New things come into being with our ability to understand. Look at the internet. What we are able to know about one another has increased; our capacity to connect has been enhanced. Understanding the world DOES change the way we experience it - for us -- and in how we able to experience it; but more importantly, it allows us to more efficiently engage the world.


I agree. We each live life according to our own reality tunnel despite the awareness we are sharing this landscape with 7 Billion + others.



...but more importantly, it allows us to more efficiently engage the world.


Many are conditioned at an early age to limit themselves and the world around them.
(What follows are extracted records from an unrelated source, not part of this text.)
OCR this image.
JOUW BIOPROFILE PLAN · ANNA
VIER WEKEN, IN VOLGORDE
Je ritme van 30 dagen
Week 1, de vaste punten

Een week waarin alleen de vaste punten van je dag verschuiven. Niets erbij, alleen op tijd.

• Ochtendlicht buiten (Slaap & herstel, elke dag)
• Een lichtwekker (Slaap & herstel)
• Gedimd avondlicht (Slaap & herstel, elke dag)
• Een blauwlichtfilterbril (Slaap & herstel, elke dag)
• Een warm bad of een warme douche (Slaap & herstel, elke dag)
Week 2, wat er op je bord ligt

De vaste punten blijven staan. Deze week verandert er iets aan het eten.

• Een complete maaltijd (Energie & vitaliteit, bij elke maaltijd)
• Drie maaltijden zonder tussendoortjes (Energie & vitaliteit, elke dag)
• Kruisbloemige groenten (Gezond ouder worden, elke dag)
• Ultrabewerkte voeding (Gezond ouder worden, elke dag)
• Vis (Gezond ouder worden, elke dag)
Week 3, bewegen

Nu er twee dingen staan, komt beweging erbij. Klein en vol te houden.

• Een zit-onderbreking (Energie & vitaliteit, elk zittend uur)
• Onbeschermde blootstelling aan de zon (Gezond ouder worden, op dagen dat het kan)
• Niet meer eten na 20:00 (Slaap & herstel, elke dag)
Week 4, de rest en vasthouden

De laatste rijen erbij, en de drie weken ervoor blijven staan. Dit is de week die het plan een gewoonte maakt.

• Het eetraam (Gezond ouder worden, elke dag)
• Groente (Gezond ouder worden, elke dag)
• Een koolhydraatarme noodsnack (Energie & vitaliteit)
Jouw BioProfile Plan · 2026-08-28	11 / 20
We are all born free to create our own reality, but after years of forming false belief systems based on societal and parental conditioning, many have unwittingly created a reality in which they no longer seem to have the power (or belief) to create their own reality or carve out their own existence outside of the imaginary boundaries imposed by society. This causes people to live in fear; play it safe; seek security. It indoctrinates minds to the point they would rather invest thousands of dollars in university or college tuition during the prime of their life instead of travelling the world....where the real education and enlightenment is found.

To efficiently engage in the world is to become an active participant in your own life. You have a choice in this world:

A) You can be more a creator of cause.

or

B) An unwitting pawn of effect.

Most people go down this path of trying to explain the unseen because they are trying to escape the world that can be seen.

The irony is the insight is always meant to be applied here. You are a human being right now.

Would you rather have mystical cognitive abilities and divine understanding or would you rather be caking - $$$$?

I choose the latter, but use the former to get it.

I'm a materialist and spiritualist worst nightmare.